Last week’s spike in the market’s “fear gauge” could be a warning for the market. Here’s what you need to know now.
The market’s “fear gauge” saw a big spike last week.
The VIX volatility index, which acts as a barometer of investor expectations for future moves in the market, closed above 33 last week marking its biggest weekly gain since June.
What caused the spike? The Reddit-spawned surge in GameStop (NYSE: GME), AMC Entertainment (NYSE: AMC), and an assortment of some of the market’s other most shorted stocks.
GameStop gained roughly 400% last week, driven higher by an army of retail investors inspired by the WallStreetBets subreddit, with some investors opening calling on others to bid up the shares of the video-game retailer and certain other names in order to trigger losses for hedge funds that had bet their prices would fall.
With the frenzied retail trading, the VIX rose 11.18 in a week spiking as high as 37 last Wednesday – the third-largest surge on record. The spike was enough for Treasury Secretary Janet Yellen to summon U.S. financial regulators to discuss the recent volatility.
“Secretary Yellen believes the integrity of market is important and has asked for a discussion of recent volatility in financial markets and whether recent activities are consistent with investor protection and fair and efficient markets,” the Treasury department said in a statement.
Last week’s market action has raised questions about whether broader risks for the financial system are bubbling up. While the VIX has since fallen to nearly 23 since then, Piper Sandler’s Craig Johnson warned investors this week to heed the message the index is sending.
“You need to heed the warning of what we’re seeing here with the VIX,” Johnson said. “A shorter-term indicator for us has been when you see the VIX above its 200-day moving average, it has been sort of a pretty strong risk-off signal.”

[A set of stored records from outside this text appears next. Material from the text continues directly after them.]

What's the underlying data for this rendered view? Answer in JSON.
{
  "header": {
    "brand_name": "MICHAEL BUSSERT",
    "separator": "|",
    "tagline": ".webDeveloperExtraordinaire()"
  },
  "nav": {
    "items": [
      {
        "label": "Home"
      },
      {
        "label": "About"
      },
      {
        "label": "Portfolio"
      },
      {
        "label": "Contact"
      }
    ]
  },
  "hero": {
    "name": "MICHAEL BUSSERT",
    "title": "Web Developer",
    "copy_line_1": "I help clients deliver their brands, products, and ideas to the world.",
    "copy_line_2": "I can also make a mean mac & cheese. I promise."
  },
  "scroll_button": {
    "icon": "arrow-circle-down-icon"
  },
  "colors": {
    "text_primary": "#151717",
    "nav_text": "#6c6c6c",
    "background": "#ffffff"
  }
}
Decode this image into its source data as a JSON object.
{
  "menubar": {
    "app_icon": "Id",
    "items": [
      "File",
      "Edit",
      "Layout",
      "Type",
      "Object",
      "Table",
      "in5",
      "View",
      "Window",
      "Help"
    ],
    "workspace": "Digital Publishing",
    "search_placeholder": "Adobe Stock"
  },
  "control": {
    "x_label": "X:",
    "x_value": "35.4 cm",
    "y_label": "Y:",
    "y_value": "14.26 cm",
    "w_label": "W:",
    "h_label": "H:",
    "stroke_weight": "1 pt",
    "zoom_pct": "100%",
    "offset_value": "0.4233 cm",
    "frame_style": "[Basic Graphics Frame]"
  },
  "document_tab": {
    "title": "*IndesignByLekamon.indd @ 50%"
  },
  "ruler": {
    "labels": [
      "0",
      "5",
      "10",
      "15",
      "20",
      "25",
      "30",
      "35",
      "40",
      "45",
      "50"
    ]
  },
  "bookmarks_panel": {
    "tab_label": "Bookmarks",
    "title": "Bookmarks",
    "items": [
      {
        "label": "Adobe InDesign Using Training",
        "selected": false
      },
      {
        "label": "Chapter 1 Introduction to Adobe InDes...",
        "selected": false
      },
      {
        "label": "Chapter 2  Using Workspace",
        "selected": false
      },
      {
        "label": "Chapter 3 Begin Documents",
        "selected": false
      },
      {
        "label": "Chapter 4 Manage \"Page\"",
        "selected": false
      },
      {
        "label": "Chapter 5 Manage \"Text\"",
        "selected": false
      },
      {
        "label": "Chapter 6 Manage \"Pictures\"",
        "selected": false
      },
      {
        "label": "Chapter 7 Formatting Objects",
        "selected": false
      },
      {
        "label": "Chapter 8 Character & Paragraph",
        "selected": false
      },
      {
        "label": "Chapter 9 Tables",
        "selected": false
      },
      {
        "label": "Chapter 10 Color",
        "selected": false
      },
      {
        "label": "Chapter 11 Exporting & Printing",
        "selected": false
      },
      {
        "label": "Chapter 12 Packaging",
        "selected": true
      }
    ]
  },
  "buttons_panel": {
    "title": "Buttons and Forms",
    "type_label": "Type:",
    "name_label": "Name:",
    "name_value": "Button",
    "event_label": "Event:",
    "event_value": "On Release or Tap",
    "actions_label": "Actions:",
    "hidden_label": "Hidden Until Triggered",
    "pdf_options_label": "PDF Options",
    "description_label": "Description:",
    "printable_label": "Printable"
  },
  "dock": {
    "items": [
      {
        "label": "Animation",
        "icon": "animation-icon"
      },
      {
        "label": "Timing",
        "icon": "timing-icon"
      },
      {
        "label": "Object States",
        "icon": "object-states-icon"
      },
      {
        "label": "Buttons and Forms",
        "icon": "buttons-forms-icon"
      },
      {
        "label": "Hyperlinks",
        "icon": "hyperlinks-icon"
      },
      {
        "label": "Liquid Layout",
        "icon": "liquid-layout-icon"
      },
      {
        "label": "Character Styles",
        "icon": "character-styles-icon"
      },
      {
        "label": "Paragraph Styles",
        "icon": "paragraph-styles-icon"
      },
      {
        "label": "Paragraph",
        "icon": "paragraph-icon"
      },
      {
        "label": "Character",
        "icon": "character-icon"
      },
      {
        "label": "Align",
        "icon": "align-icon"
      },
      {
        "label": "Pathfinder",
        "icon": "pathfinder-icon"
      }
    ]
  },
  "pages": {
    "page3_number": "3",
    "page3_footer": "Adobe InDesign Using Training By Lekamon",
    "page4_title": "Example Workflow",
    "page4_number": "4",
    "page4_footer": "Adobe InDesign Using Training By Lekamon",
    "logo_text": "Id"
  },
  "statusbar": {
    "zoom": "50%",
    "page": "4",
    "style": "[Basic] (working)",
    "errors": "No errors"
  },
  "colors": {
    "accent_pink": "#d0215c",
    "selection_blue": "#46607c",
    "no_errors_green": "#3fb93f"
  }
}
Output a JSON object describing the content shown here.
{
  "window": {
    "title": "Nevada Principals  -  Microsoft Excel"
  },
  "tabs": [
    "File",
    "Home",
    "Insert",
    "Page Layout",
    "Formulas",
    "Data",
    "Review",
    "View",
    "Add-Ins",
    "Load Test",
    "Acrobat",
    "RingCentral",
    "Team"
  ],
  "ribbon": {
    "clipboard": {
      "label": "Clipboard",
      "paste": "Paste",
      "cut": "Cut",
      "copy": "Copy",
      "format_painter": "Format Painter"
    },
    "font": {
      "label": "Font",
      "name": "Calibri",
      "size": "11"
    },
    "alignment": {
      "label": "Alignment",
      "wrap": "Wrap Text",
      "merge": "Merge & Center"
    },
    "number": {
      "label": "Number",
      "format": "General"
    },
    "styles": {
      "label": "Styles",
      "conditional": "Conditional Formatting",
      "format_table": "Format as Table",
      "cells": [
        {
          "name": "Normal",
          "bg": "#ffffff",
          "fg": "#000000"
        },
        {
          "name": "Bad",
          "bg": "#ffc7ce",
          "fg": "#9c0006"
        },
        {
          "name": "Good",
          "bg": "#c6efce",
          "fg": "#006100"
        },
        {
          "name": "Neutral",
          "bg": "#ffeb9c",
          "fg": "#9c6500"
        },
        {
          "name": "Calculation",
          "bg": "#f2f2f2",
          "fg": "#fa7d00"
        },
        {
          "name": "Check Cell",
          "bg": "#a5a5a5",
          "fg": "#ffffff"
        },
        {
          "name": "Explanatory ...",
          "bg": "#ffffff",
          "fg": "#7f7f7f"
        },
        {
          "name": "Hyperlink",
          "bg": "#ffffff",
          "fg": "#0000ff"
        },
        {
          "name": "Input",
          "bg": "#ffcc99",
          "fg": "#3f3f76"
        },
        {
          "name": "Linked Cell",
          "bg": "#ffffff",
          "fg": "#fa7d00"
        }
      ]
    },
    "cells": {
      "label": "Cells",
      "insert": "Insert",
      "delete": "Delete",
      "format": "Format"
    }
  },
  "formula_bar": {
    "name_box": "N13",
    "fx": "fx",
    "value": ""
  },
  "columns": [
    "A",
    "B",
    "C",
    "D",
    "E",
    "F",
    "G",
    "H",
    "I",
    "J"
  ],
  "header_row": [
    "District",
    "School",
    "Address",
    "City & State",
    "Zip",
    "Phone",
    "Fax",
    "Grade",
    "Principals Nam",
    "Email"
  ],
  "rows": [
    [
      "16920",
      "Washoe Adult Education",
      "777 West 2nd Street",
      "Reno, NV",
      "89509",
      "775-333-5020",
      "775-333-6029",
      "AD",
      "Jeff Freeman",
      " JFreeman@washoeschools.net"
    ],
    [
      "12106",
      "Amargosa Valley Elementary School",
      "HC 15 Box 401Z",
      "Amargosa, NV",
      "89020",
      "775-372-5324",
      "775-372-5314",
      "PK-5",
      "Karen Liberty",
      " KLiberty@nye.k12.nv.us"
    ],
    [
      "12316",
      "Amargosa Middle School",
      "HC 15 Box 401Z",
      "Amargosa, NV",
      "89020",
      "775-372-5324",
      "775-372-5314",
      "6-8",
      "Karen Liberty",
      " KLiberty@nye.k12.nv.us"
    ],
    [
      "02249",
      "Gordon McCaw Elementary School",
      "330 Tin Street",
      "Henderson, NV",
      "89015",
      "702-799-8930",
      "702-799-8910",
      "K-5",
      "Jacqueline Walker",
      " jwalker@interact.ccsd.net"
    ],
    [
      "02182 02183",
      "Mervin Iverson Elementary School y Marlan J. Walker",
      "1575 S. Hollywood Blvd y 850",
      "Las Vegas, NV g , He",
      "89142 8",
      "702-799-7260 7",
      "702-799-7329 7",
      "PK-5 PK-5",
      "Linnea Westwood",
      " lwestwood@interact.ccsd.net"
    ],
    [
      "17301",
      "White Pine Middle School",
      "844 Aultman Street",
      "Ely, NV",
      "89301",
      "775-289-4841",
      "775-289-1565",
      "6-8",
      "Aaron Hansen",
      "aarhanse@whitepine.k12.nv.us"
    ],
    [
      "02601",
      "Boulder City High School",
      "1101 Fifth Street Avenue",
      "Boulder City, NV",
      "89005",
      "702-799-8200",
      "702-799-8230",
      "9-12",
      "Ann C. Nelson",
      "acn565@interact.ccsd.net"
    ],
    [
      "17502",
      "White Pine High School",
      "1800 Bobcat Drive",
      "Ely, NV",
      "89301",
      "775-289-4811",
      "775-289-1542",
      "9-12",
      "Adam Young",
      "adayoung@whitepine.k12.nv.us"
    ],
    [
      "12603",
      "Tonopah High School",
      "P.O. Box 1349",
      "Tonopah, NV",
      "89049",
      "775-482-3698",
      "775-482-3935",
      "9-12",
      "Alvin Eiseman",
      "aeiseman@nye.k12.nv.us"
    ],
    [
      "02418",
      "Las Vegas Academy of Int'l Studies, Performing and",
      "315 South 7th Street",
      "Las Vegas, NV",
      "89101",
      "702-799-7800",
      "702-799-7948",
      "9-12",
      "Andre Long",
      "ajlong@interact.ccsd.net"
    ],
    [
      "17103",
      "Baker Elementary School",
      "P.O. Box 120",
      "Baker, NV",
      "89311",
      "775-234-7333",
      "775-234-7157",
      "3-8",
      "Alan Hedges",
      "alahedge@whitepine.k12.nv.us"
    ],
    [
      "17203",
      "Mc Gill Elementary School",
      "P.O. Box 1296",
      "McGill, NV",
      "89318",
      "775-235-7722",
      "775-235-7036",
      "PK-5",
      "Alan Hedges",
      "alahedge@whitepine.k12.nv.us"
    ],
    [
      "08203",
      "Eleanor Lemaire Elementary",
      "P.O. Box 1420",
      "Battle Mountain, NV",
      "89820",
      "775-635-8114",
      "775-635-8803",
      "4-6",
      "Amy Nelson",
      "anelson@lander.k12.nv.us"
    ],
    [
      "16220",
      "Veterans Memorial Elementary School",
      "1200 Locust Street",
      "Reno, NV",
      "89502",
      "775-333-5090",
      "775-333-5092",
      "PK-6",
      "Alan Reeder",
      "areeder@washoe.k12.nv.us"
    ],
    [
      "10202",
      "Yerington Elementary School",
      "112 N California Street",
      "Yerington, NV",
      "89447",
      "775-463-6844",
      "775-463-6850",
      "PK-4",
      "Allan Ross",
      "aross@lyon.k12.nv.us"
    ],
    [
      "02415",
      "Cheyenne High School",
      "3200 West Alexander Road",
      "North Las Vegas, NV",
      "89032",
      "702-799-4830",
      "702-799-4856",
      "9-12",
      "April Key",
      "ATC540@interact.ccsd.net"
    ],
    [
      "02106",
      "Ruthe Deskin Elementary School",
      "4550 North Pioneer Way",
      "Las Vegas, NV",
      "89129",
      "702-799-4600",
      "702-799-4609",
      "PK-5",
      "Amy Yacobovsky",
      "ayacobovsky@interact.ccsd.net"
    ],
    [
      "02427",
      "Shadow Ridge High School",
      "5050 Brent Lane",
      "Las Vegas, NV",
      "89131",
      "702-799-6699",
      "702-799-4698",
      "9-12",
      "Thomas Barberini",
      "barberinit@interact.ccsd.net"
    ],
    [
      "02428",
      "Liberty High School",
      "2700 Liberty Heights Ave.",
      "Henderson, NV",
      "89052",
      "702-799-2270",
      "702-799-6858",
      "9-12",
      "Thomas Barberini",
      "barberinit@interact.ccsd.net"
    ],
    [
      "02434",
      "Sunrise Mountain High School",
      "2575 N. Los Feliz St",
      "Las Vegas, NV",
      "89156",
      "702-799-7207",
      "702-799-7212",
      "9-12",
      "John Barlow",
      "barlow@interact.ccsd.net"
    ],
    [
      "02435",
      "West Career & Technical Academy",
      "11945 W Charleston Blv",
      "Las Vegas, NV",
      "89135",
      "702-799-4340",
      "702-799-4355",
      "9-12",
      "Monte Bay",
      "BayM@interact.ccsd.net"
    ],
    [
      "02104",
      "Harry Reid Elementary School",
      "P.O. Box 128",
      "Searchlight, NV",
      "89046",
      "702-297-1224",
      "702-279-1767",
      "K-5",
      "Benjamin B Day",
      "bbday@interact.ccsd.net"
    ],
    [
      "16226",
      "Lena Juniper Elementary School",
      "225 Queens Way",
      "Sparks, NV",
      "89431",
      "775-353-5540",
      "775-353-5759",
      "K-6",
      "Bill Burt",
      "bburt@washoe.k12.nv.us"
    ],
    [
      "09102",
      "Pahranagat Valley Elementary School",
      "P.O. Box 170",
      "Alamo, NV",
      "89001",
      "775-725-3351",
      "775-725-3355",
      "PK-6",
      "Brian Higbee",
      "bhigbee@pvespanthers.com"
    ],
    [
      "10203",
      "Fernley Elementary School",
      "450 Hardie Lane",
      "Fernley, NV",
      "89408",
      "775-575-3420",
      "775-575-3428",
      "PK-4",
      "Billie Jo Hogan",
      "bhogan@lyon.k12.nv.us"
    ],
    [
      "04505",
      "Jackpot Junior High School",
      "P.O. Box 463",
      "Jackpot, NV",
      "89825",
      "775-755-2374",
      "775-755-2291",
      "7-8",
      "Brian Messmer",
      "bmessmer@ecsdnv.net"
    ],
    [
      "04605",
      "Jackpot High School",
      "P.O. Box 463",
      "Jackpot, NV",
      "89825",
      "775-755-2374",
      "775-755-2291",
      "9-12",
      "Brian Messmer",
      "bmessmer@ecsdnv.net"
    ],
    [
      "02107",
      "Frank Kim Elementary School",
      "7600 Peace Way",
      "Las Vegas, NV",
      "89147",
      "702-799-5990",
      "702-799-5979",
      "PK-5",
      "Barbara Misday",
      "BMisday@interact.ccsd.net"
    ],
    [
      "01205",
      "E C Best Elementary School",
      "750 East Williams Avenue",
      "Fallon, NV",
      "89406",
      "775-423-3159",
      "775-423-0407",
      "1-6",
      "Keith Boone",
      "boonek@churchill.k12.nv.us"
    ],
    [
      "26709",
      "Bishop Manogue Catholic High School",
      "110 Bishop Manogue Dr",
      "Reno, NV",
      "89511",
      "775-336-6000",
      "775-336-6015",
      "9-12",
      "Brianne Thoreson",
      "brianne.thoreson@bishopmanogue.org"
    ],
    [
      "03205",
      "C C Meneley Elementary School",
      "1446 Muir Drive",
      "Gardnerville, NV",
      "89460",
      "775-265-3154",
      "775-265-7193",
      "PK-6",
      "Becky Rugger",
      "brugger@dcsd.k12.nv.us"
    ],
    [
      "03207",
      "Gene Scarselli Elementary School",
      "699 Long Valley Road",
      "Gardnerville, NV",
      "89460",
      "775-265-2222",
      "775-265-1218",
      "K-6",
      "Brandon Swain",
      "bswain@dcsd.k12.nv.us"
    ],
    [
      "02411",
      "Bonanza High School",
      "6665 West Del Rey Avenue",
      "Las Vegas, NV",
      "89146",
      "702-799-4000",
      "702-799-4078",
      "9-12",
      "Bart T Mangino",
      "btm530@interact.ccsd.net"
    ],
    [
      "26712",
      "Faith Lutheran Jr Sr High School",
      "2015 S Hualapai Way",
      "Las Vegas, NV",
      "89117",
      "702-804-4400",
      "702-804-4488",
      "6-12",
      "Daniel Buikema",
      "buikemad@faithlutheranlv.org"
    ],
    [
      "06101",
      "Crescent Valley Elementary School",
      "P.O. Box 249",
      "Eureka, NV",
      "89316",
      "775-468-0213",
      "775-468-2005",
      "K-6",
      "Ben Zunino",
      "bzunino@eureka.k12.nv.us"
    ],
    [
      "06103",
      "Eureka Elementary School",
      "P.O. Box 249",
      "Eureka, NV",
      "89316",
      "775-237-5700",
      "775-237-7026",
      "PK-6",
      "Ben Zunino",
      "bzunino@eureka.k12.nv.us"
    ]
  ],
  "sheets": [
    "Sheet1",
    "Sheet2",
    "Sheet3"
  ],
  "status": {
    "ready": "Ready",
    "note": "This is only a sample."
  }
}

“But if you put this VIX together with the fact that you’ve had a very big ‘breadth thrust’ already happen in the market, you also have got a lot of speculation happening in the market, there’s a lot of reasons why we should be heeding this warning,” Johnson added.
The breadth thrust Johnson refers to measures the momentum in the market by calculating the number of NYSE stocks rising against those that are falling over a 10-day period. The Piper Sandler chief market technician also said that it may make sense for investors to raise cash and rotate their portfolios to play more defensive or cautious in the near term given the increase in volatility.
BK Asset Management’s Boris Schlossberg noted that even in a volatile market, there may still be some winners to watch out for.
“Volatility equals volume – so when volatility spikes, volume is going to increase, which means market makers, brokers, CME… are all going to do I think very well,” Schlossberg, the firm’s managing director of FX strategy, said.
Schlossberg added that there are other signs stocks could soon come under more pressure, pointing to a warning sign in rising bond yields and falling equities prices.
“That’s a signal that the market is getting concerned about credit risk,” Schlossberg said. “We may be setting up ourselves for at least a 5% correction, maybe even a little bit more, especially as we go into the very bad seasonal time in February, which typically tends to be a big sell-off time in the market.”
The S&P 500 has seen losses in February in three of the past five years. The index sank more than 8% last February amid the coronavirus-sparked market sell-off.